On Friday, Philly became the first U.S. municipality to gain the elite title of World Heritage City, joining the likes of Paris, Florence, Jerusalem, St. Petersburg, and Prague.
Those who lobbied for the designation - which for months has seemed inevitable, and officially was approved at the World Heritage organization's general congress in Arequipa, Peru - call it a point of civic pride.
But they stress that the title has tangible benefits, too, with the potential to draw hundreds of millions of dollars in tourism revenue, strengthen Philadelphia's international image, and open business connections with the 266 other World Heritage cities around the globe.
"We have an opportunity to really look over the menu and decide what kind of relationship we'd like to foster," said John F. Smith III, chair of the Global Philadelphia Association, which worked on the bid. "We would like nothing better than to connect people, to achieve commercial marriages, to let people start talking directly to each other ... and see where it goes."
World Heritage cities have all made notable impacts on the world and are home to a UNESCO World Heritage site. Independence Hall became a UNESCO heritage site in 1979, significant because both the Declaration of Independence and the Constitution - documents that have had a profound impact on lawmakers around the world - were signed there.

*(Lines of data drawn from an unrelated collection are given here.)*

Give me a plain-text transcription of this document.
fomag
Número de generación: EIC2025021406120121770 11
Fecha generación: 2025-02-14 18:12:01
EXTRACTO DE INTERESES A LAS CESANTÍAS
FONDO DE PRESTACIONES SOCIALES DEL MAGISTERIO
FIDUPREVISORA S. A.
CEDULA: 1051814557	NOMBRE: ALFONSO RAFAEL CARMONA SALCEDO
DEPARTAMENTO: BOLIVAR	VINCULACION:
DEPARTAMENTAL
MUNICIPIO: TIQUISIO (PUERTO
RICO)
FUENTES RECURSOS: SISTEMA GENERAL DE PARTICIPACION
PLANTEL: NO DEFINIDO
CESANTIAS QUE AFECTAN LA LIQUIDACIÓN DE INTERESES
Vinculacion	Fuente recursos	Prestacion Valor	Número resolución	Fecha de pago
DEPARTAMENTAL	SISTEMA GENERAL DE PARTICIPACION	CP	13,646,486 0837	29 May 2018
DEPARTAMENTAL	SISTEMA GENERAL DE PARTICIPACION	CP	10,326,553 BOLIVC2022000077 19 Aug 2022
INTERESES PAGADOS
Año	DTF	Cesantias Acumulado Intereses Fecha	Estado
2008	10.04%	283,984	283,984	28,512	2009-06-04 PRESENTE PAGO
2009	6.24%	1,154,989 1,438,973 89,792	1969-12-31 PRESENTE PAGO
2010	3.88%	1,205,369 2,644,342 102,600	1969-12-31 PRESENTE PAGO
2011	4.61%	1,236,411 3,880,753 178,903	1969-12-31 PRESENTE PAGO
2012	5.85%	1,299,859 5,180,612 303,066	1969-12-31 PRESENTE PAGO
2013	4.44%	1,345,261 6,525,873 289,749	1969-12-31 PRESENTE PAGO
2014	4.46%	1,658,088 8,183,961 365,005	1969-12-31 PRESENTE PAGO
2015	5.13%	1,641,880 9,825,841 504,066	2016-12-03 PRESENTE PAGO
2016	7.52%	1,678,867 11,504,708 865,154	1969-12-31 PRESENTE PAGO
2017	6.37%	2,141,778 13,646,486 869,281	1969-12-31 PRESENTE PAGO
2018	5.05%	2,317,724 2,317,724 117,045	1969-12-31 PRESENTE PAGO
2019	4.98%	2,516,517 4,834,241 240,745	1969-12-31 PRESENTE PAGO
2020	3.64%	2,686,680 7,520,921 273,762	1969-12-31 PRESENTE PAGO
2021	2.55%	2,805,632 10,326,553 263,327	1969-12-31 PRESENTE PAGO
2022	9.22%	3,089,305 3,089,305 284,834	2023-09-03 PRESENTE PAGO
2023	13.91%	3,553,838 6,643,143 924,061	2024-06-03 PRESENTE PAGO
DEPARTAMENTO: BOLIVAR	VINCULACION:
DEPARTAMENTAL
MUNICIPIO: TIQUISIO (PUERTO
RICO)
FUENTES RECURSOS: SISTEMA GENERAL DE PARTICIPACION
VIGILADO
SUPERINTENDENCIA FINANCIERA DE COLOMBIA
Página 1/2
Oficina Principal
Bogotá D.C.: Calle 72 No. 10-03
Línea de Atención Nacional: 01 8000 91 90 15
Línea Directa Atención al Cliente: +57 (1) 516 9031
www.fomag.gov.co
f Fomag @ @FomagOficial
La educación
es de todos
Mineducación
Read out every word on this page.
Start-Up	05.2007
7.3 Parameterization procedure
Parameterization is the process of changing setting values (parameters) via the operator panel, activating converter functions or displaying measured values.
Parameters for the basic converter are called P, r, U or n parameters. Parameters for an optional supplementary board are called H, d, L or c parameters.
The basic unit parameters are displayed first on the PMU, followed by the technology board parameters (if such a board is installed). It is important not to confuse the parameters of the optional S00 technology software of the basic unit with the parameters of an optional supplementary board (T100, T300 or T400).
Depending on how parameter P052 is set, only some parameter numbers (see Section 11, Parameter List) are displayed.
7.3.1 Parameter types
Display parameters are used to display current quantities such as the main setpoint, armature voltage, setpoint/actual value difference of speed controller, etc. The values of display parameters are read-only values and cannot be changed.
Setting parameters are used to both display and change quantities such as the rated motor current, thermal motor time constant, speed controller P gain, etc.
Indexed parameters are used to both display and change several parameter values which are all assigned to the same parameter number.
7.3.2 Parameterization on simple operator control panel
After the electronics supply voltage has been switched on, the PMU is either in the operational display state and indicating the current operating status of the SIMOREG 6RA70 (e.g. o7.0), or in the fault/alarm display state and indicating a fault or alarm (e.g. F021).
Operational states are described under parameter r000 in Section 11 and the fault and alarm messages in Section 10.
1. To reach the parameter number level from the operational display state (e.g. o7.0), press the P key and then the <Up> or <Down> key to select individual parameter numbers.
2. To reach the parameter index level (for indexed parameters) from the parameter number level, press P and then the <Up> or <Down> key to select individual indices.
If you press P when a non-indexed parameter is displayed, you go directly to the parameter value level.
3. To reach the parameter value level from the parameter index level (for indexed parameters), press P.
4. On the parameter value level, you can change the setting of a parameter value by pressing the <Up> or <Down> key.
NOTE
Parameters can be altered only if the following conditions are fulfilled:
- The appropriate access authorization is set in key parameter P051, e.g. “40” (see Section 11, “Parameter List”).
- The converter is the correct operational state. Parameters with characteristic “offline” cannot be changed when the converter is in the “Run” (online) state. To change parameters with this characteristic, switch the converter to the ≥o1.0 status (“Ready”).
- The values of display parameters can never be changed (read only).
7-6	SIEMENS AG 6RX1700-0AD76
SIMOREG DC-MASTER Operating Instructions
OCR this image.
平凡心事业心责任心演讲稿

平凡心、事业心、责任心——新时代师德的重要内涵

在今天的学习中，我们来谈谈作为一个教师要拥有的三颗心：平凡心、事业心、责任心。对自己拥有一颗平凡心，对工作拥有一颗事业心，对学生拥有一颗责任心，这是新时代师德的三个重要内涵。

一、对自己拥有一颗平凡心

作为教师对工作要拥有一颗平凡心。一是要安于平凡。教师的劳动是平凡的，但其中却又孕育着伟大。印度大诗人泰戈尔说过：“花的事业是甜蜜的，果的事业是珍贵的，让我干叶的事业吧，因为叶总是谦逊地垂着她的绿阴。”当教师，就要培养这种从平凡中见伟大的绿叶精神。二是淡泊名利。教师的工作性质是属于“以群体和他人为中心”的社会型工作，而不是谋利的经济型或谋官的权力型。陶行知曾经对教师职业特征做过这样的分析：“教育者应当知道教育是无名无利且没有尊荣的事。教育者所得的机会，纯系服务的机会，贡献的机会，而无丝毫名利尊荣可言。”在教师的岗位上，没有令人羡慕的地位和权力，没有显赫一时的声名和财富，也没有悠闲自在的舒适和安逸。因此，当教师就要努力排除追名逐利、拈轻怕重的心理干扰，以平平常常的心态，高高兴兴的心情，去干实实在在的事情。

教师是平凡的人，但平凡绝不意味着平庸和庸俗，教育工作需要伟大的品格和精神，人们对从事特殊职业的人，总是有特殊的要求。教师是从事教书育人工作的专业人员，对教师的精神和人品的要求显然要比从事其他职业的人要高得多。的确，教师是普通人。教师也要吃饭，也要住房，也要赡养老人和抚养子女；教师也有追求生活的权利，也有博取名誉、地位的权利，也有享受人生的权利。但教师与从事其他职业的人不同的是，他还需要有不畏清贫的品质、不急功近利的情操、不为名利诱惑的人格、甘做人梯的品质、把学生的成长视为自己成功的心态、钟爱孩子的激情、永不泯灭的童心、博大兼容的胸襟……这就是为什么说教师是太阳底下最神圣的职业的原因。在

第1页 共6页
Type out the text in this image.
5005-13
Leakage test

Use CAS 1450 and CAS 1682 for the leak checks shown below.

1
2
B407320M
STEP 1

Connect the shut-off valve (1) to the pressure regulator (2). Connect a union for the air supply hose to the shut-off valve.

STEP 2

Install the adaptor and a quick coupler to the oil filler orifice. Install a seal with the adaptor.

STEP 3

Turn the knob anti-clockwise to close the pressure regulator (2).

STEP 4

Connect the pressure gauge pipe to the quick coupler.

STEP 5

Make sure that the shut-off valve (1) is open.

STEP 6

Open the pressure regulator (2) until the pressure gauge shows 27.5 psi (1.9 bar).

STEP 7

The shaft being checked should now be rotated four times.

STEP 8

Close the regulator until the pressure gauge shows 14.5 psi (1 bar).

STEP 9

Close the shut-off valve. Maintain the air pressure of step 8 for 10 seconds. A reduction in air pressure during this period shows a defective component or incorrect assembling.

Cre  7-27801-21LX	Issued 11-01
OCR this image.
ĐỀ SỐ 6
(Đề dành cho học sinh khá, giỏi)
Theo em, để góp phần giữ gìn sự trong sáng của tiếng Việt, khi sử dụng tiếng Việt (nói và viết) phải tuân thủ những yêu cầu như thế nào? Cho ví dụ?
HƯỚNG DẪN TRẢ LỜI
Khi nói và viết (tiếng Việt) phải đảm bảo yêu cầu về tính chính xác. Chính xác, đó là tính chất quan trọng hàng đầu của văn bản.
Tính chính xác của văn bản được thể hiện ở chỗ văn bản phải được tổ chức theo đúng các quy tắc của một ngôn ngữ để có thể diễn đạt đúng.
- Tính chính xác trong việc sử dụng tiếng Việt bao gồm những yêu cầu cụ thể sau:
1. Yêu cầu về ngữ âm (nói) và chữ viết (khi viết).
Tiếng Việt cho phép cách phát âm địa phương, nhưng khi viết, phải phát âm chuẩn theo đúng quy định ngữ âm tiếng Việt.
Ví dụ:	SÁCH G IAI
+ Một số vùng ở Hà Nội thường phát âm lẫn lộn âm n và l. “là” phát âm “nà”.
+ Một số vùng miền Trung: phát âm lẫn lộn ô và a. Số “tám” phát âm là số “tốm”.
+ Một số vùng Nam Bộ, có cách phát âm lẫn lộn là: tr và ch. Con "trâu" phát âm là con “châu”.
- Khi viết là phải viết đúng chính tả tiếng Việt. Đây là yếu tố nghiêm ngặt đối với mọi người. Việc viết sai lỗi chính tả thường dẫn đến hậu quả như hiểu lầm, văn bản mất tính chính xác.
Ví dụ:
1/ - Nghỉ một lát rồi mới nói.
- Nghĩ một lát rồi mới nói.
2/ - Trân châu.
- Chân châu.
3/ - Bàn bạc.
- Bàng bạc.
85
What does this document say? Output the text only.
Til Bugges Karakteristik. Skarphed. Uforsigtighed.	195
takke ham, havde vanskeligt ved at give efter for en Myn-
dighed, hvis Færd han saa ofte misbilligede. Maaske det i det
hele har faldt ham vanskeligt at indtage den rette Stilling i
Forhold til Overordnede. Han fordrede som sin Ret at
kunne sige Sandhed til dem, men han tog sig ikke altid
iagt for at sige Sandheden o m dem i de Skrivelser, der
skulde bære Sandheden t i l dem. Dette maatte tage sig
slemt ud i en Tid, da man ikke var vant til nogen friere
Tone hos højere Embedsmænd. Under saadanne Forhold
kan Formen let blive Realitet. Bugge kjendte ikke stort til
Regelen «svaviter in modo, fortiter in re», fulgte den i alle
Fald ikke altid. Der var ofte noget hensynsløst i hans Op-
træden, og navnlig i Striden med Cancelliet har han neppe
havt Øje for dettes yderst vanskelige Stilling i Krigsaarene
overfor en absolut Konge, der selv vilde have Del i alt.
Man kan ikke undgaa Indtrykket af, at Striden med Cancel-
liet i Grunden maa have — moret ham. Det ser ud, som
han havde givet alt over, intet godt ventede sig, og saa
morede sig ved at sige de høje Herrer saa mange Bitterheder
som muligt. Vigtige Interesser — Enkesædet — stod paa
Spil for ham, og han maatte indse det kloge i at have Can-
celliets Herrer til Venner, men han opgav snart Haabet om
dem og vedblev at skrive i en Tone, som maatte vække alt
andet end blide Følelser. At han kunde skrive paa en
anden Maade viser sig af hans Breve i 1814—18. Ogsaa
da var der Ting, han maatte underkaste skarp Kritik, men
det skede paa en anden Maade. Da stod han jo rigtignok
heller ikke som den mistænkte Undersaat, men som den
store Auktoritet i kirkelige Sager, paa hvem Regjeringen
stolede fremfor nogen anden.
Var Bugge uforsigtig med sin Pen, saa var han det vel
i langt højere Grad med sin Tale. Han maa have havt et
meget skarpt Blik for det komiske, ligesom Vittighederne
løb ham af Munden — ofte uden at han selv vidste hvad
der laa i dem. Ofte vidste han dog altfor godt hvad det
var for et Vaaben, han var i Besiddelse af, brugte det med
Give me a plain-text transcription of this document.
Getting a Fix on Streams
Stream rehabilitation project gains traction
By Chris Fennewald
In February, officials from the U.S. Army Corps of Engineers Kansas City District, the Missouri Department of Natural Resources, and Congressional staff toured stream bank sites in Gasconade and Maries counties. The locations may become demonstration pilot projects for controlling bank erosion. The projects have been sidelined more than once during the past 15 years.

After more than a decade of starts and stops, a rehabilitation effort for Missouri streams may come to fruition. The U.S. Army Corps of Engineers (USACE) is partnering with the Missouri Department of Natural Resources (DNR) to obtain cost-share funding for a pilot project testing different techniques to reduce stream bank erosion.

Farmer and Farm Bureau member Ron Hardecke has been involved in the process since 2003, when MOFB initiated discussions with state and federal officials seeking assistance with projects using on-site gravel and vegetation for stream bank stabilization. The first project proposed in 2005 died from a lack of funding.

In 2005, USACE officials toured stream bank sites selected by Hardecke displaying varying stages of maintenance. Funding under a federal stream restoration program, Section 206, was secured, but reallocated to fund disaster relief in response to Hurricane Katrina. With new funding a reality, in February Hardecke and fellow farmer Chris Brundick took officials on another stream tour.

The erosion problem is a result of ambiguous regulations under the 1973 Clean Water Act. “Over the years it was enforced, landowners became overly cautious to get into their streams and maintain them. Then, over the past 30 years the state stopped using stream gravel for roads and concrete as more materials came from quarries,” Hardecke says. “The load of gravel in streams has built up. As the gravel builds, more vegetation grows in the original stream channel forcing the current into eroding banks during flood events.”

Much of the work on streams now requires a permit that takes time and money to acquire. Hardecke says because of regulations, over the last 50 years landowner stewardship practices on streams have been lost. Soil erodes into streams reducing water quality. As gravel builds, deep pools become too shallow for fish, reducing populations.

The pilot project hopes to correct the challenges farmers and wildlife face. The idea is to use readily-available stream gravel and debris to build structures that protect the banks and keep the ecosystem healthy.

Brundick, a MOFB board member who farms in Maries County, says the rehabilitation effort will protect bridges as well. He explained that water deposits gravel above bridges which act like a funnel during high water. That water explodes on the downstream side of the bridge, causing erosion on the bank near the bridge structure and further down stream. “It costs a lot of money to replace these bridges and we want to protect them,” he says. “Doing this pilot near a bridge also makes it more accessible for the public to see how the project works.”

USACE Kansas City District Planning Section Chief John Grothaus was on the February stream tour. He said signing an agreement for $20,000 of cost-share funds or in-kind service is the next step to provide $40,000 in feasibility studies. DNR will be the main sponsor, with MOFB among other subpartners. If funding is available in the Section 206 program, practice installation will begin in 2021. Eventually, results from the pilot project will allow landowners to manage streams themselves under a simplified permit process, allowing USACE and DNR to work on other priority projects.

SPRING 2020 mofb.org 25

Philadelphia became an observing member of the Organization of World Heritage Cities in 2013 and officials here have been campaigning for full status since.
Nutter on Friday called the designation "the start of a new and exciting chapter" in the city's history.
"As we celebrate this milestone, the next step is to focus on the future and how we can optimize this World Heritage City recognition to attract more people to visit, invest, work, study, and live in Philadelphia," he said in a statement.
Increased tourism revenue is the most apparent benefit. According to a study commissioned by Global Philadelphia, the designation - if properly marketed - has the potential to increase foreign visitation by 10 percent to 15 percent, about 60,000 to 100,000 people annually. That would generate about $150 million per year in expanded economic activity, according to the report.
Domestic tourism, the study estimated, could increase by 1 percent to 2 percent, generating an additional $100 to $200 million in economic impact.
City officials say the benefits go beyond tourism.
Alan Greenberger, the city's deputy mayor for economic development, said the goal is to build bonds with selected World Heritage cities similar to those that exist with Philadelphia's sister cities. That could result in university exchanges, shared research, or business-to-business partnerships, he said.
"In a very competitive global world, with so much information and so many possibilities at your doorstep, you start to say, 'I can't deal with all of that,' " Greenberger said. "So, who do we know? Who do we trust? Who do we have a relationship with?"
Denis Ricard, secretary-general of the Organization of World Heritage Cities, added that Philadelphia will gain access to programs that help cities maintain and promote their heritage.
"It opens up a full network of cities around the world," said Ricard, who toured Philadelphia in 2014 after the city petitioned for full membership.
Making the most of the designation will fall to the administration of Mayor-elect Jim Kenney. Lauren Hitt, Kenney's spokeswoman, said he had been briefed on the effort and expressed his support.
"Between the pope's visit, the DNC [Democratic convention], and now this new international honor, Philadelphia is clearly making great strides," Kenney said in a statement. "My mission as mayor will be to ensure that all our neighborhoods are included in this progress."